RB: How has your thinking about what makes an effective leader evolved over the course of your career?

LW: When I began researching good leadership, most diminishing leaders appeared to be tyrannical, narcissistic bullies. But as I further studied the problem, I’ve come to see that the vast majority of the diminishing happening inside our workplaces is done with the best of intentions, by what I call the Accidental Diminisher—good people trying to be good managers. I’ve become less interested in knowing who is a Diminisher and much more interested in understanding what provokes the Diminisher tendencies that lurk inside each of us.


RB: When you consider all the organizations you’ve studied, what’s the most powerful lesson about driving meaningful change that most leaders overlook?
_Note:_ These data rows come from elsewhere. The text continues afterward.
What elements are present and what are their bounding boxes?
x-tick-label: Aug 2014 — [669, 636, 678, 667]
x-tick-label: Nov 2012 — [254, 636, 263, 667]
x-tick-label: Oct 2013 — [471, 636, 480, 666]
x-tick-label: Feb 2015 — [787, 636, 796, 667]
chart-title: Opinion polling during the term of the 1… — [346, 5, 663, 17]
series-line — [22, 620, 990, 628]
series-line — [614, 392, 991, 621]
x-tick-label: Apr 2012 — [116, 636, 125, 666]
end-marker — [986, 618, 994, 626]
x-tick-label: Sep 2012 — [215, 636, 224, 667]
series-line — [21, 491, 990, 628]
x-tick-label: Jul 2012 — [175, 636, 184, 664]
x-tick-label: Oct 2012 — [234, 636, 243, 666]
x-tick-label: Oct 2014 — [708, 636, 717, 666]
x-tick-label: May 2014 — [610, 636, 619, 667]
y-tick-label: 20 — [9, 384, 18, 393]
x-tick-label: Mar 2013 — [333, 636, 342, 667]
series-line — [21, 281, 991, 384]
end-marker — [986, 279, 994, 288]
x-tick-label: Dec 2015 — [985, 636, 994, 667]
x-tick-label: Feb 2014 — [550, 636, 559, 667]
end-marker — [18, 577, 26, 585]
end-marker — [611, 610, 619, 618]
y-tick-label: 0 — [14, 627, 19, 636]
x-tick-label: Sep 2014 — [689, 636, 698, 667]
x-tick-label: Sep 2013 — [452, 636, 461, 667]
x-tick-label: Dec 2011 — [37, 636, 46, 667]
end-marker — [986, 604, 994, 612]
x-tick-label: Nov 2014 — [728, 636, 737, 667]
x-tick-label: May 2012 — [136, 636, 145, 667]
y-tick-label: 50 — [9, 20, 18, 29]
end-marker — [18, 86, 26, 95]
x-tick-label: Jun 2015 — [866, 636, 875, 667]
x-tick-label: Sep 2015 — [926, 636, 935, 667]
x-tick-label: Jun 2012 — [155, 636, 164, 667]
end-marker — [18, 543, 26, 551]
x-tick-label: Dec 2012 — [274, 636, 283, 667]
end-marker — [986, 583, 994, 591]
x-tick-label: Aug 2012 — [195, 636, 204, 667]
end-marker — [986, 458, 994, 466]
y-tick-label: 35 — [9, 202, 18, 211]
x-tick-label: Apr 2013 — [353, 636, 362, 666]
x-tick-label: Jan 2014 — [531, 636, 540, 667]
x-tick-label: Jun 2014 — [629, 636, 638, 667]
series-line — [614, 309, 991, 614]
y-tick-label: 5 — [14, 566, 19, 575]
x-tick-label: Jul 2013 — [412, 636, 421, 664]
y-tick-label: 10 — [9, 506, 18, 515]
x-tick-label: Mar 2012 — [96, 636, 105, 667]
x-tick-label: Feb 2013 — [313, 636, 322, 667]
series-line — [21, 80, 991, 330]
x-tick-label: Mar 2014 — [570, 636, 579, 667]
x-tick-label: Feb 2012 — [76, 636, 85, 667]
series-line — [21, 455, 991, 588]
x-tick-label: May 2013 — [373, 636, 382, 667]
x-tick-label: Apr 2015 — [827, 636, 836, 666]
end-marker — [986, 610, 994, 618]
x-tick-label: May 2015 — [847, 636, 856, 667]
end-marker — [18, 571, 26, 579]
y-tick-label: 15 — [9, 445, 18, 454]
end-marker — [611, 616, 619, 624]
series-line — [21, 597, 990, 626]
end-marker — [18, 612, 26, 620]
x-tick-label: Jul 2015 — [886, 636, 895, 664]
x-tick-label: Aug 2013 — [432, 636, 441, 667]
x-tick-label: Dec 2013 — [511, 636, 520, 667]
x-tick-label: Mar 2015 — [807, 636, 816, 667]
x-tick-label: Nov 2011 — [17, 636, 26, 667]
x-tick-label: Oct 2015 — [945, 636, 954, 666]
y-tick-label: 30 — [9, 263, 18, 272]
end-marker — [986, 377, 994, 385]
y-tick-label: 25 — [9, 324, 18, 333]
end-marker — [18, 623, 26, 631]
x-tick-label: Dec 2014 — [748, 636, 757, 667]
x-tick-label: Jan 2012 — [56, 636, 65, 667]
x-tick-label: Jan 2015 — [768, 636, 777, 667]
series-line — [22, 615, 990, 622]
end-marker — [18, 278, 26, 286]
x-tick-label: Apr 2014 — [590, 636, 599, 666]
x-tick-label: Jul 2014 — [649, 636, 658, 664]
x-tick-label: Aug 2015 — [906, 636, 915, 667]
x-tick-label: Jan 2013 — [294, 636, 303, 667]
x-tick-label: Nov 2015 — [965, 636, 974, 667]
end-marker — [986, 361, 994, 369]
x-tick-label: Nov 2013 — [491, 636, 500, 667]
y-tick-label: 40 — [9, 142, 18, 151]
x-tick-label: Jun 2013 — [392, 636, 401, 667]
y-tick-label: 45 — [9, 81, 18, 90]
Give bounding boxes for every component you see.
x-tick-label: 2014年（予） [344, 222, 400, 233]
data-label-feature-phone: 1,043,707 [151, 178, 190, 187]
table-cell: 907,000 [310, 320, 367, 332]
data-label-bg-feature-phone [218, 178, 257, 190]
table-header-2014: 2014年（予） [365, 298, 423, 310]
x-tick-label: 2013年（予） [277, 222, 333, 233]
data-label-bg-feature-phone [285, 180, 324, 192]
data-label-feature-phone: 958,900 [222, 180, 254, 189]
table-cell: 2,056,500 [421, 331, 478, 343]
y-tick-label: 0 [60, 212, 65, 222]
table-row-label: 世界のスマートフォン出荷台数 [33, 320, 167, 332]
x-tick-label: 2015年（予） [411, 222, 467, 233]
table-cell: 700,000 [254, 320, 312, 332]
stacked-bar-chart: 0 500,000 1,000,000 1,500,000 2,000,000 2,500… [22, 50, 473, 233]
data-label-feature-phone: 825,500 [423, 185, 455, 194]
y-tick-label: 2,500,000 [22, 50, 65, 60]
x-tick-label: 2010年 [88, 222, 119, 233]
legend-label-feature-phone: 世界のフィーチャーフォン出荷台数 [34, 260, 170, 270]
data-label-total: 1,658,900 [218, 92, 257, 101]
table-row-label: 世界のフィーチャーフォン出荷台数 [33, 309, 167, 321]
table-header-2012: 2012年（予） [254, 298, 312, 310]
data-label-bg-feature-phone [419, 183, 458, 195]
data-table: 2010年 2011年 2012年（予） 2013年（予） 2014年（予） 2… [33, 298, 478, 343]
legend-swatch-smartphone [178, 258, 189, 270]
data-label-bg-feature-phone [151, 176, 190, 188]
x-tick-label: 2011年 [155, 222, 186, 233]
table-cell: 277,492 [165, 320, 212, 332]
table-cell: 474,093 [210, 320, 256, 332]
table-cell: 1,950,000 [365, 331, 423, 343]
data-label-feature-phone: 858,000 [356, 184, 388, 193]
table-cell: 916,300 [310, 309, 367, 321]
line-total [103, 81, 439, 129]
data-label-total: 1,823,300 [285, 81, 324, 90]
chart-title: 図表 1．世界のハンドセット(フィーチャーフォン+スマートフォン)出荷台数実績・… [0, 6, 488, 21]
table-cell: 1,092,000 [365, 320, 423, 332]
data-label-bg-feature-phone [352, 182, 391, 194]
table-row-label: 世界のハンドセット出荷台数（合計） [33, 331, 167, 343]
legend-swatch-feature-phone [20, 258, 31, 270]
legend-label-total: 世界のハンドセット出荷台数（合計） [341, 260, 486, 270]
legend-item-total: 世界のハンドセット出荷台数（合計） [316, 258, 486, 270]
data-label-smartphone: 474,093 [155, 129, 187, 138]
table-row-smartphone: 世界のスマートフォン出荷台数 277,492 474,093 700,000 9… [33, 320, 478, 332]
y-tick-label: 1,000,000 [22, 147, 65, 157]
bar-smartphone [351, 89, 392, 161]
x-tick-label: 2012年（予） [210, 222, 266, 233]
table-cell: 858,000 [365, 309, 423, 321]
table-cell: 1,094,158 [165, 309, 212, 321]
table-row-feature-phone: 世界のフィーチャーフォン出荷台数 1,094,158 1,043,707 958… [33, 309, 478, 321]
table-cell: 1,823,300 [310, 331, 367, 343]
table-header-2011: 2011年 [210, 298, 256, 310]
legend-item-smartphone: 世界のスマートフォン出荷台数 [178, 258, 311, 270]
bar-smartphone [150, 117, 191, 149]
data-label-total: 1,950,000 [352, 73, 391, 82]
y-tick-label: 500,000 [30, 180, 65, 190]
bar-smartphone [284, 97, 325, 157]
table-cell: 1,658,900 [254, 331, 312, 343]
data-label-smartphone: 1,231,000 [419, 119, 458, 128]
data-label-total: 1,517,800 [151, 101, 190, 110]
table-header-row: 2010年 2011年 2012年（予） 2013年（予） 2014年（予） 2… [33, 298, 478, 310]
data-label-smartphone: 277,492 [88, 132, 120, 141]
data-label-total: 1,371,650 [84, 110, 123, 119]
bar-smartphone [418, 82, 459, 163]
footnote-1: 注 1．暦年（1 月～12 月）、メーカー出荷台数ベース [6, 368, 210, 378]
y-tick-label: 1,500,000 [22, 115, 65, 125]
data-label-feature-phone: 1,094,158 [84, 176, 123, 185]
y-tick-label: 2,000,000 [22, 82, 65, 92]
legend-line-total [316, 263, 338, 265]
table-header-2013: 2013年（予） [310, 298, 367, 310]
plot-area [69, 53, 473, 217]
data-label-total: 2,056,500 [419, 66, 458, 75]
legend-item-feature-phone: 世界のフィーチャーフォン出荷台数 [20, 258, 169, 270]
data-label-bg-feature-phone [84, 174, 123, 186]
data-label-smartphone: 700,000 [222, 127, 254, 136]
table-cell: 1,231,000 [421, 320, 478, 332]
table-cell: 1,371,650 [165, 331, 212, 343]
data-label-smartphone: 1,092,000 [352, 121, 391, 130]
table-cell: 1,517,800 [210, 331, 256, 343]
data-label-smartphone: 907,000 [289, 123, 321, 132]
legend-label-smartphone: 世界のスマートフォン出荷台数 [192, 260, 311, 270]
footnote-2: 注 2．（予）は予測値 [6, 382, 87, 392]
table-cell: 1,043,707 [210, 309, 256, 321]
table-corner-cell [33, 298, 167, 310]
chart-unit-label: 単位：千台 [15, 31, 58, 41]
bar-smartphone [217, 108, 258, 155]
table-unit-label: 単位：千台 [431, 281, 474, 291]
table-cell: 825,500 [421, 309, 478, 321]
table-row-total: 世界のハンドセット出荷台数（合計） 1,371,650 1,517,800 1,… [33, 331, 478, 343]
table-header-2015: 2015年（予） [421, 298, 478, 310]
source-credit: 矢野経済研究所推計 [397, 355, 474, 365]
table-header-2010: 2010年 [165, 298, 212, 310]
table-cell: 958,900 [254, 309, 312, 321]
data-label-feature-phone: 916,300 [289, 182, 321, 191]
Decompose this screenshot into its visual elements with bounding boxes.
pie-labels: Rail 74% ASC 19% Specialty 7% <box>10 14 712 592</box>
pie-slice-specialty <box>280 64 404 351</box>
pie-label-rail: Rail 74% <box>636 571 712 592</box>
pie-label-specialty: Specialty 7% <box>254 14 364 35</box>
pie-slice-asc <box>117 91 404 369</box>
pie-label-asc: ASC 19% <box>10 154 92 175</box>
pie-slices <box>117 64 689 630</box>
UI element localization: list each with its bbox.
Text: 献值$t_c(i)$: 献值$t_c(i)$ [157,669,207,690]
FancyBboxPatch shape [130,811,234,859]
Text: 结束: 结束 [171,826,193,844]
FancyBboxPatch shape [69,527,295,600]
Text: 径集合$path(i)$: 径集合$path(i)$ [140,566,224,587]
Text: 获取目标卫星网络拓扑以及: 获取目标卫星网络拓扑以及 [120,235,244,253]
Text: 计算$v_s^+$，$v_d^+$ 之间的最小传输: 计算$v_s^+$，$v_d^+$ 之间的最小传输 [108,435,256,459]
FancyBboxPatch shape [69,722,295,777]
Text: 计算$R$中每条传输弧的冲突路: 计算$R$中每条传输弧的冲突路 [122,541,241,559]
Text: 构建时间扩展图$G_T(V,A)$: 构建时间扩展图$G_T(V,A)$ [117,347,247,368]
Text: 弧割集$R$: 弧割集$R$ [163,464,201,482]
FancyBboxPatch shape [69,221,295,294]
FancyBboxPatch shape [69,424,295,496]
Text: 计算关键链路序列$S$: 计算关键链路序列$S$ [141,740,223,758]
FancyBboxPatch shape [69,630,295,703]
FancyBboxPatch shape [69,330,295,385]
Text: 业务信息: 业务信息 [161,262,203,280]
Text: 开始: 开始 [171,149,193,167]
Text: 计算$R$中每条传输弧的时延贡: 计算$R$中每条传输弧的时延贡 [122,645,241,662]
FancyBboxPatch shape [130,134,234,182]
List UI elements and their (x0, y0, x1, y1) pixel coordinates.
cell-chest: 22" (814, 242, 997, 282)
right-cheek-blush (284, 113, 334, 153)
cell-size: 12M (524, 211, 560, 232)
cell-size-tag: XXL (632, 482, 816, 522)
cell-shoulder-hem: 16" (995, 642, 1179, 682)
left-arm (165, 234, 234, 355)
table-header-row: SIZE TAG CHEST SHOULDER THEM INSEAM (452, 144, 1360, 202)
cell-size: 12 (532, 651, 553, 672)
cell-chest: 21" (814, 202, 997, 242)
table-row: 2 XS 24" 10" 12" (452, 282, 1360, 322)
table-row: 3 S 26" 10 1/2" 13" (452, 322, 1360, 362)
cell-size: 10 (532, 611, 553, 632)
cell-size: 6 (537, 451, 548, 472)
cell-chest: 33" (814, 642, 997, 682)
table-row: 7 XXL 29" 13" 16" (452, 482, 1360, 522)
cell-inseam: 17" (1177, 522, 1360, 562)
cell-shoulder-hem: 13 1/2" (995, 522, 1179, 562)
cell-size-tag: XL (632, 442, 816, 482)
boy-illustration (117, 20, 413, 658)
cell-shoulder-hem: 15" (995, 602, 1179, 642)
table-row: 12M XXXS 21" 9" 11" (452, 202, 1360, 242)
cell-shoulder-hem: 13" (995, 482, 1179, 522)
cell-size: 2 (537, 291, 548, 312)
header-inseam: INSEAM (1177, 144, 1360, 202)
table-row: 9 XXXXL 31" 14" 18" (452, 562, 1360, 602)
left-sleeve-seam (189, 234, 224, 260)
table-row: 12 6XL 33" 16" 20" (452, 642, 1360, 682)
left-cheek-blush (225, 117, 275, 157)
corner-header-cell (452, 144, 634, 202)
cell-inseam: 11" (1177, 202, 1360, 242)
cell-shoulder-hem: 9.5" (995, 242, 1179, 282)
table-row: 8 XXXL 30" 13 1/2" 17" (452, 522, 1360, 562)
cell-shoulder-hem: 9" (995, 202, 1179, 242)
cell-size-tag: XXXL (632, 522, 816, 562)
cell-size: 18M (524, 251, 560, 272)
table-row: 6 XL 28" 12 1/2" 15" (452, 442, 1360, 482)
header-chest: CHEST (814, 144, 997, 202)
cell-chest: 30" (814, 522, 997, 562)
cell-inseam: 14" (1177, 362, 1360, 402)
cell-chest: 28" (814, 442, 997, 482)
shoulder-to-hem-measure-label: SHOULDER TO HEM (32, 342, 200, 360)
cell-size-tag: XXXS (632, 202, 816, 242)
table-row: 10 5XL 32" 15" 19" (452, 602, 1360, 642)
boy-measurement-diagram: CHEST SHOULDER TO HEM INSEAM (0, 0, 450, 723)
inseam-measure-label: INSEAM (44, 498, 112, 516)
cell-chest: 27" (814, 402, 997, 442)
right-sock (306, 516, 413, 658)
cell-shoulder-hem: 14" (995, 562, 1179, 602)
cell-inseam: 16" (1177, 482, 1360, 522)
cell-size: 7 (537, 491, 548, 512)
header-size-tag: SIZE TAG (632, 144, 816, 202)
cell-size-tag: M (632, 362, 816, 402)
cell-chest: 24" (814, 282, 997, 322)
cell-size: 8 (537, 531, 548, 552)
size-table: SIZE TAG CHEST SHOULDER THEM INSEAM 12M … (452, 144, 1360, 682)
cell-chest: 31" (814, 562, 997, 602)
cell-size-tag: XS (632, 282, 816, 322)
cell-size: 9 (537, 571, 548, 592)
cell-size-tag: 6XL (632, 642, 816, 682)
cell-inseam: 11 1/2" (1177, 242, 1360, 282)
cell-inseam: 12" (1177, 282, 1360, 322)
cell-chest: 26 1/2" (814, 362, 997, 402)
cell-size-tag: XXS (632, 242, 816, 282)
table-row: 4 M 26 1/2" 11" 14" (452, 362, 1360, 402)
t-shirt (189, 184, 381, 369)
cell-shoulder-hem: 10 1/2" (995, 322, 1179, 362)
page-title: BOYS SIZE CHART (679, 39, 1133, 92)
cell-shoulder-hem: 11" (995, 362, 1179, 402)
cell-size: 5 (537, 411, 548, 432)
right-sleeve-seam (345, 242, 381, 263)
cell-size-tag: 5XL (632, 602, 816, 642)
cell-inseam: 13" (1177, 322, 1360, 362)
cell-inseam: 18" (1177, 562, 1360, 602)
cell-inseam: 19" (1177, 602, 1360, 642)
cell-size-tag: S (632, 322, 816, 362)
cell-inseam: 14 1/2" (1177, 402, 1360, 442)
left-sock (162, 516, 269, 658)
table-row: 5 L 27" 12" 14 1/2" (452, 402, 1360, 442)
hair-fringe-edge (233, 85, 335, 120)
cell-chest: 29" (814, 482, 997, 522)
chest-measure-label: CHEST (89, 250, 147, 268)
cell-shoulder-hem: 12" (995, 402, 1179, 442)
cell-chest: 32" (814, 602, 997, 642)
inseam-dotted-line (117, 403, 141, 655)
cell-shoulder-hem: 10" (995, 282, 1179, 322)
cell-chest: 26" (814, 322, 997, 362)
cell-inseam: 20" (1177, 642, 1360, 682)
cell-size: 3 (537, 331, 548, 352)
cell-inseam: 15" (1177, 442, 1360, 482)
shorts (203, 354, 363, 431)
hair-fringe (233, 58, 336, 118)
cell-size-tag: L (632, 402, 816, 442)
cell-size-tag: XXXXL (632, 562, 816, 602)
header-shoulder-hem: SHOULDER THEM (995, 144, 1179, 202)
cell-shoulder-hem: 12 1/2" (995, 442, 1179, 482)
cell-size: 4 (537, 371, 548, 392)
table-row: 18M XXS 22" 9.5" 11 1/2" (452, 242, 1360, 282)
LW: One of the dangers of trying to lead change from the top is that most leaders have a hard time being a constant role model for the changes they advocate for.  Even the best leaders can’t always display the positive behaviors they espouse and ask their organizations to embody.  It’s human to slip up.  But when behavior change is led primarily from the top, these all-too-natural slip-ups can become major setbacks for the whole organization because they provide visible evidence that the new behavior isn’t required or feasible, and followers can easily give up.  Wise leaders understand this dynamic and build a hypocrisy factor into their change plans–meaning, they acknowledge upfront that they aspire to the new behavior but don’t always fully embody it, yet. They set the expectation that there will be setbacks and invite people to help them be better leaders as well.  They acknowledge that the route to new behavior typically looks like the acclimation process used by high-elevation climbers.  These climbers spend some of their days in ascent, but once they reach new elevations, often have to descend to lower camps to acclimate.  It’s the proverbial two-steps-forward, one-step-back process.  When leaders acknowledge their shortcomings and the likelihood of their future missteps, they not only minimize the chance that others give up when they see hypocrisy above them, but they create space for others to make and recover from their own mistakes.

RB: Looking ahead, what do you believe is the most important capability leaders need to develop to help their organizations thrive?

LW: Leading in uncertainty, specifically the ability to lead people to destinations that they themselves have never been.


I love that Liz’s insights flip the script, calling on people outside the C-Suite to stop waiting for permission and start running quiet experiments, building proof points, and letting success do the selling.